Analysis of shared targets of microRNAs. (A) Schematic of pairwise hypothesis: Given miR-A and miR-B, which both target the same gene, they will regulate differentially in proportion to their individual overall target abundance. (B) Examples of genes that may be differentially regulated (log₂ expression ratio) as a result of total target abundance. (C) All pairs of microRNAs are used to search for shared targets. Each point is the difference in mean downregulation and difference in target abundance for a given pair of microRNAs. (D) Background distribution (gray) as a result of randomizing targets.

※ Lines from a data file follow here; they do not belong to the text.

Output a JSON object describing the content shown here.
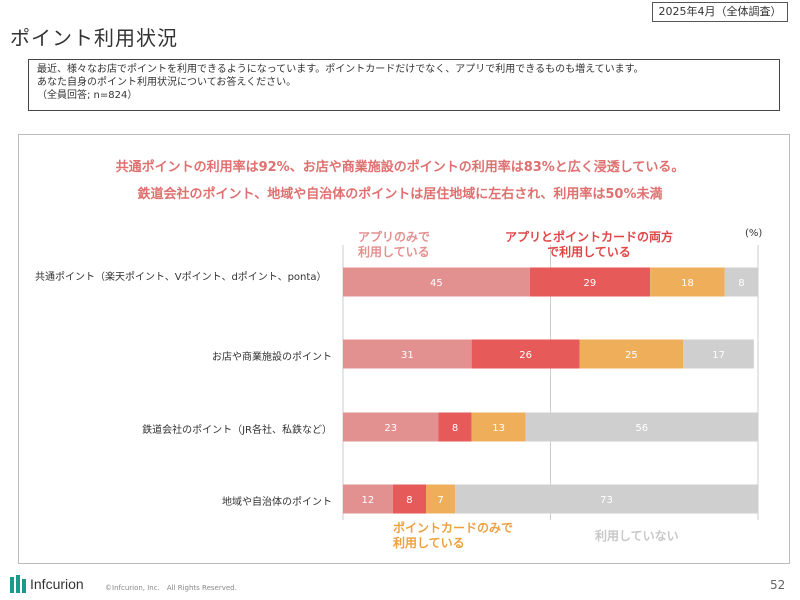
{
  "header": {
    "survey_tag": "2025年4月（全体調査）",
    "title": "ポイント利用状況"
  },
  "question": {
    "line1": "最近、様々なお店でポイントを利用できるようになっています。ポイントカードだけでなく、アプリで利用できるものも増えています。",
    "line2": "あなた自身のポイント利用状況についてお答えください。",
    "line3": "（全員回答; n=824）"
  },
  "headlines": {
    "line1": "共通ポイントの利用率は92%、お店や商業施設のポイントの利用率は83%と広く浸透している。",
    "line2": "鉄道会社のポイント、地域や自治体のポイントは居住地域に左右され、利用率は50%未満"
  },
  "footer": {
    "logo": "Infcurion",
    "copyright": "©Infcurion, Inc.　All Rights Reserved.",
    "page_number": "52"
  },
  "chart_data": {
    "type": "bar",
    "orientation": "horizontal",
    "stacked": true,
    "unit_label": "(%)",
    "xlim": [
      0,
      100
    ],
    "categories": [
      "共通ポイント（楽天ポイント、Vポイント、dポイント、ponta）",
      "お店や商業施設のポイント",
      "鉄道会社のポイント（JR各社、私鉄など）",
      "地域や自治体のポイント"
    ],
    "series": [
      {
        "name": "アプリのみで利用している",
        "color": "#e39090",
        "values": [
          45,
          31,
          23,
          12
        ]
      },
      {
        "name": "アプリとポイントカードの両方で利用している",
        "color": "#e65a5a",
        "values": [
          29,
          26,
          8,
          8
        ]
      },
      {
        "name": "ポイントカードのみで利用している",
        "color": "#eeae5a",
        "values": [
          18,
          25,
          13,
          7
        ]
      },
      {
        "name": "利用していない",
        "color": "#cfcfcf",
        "values": [
          8,
          17,
          56,
          73
        ]
      }
    ],
    "legend_labels": [
      {
        "line1": "アプリのみで",
        "line2": "利用している",
        "color": "#e39090"
      },
      {
        "line1": "アプリとポイントカードの両方",
        "line2": "で利用している",
        "color": "#e04545"
      },
      {
        "line1": "ポイントカードのみで",
        "line2": "利用している",
        "color": "#eea040"
      },
      {
        "line1": "利用していない",
        "line2": "",
        "color": "#c8c8c8"
      }
    ]
  }
}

Inset shows empirical P-value of P<10⁻⁵. Real correlation line is black.

Figure 3

Target abundance determines siRNA primary target and predicted off-target downregulation. (A) Off-targets for a siRNA experiments show significant correlation. Curve was fit to log(1−a/(x−b)), where a and b were determined by least squares error. (B) The log expression ratio of the primary siRNA target is correlated with predicted off-target concentration. The downregulation for each primary target is normalized such that multiple siRNAs for different targets can be compared.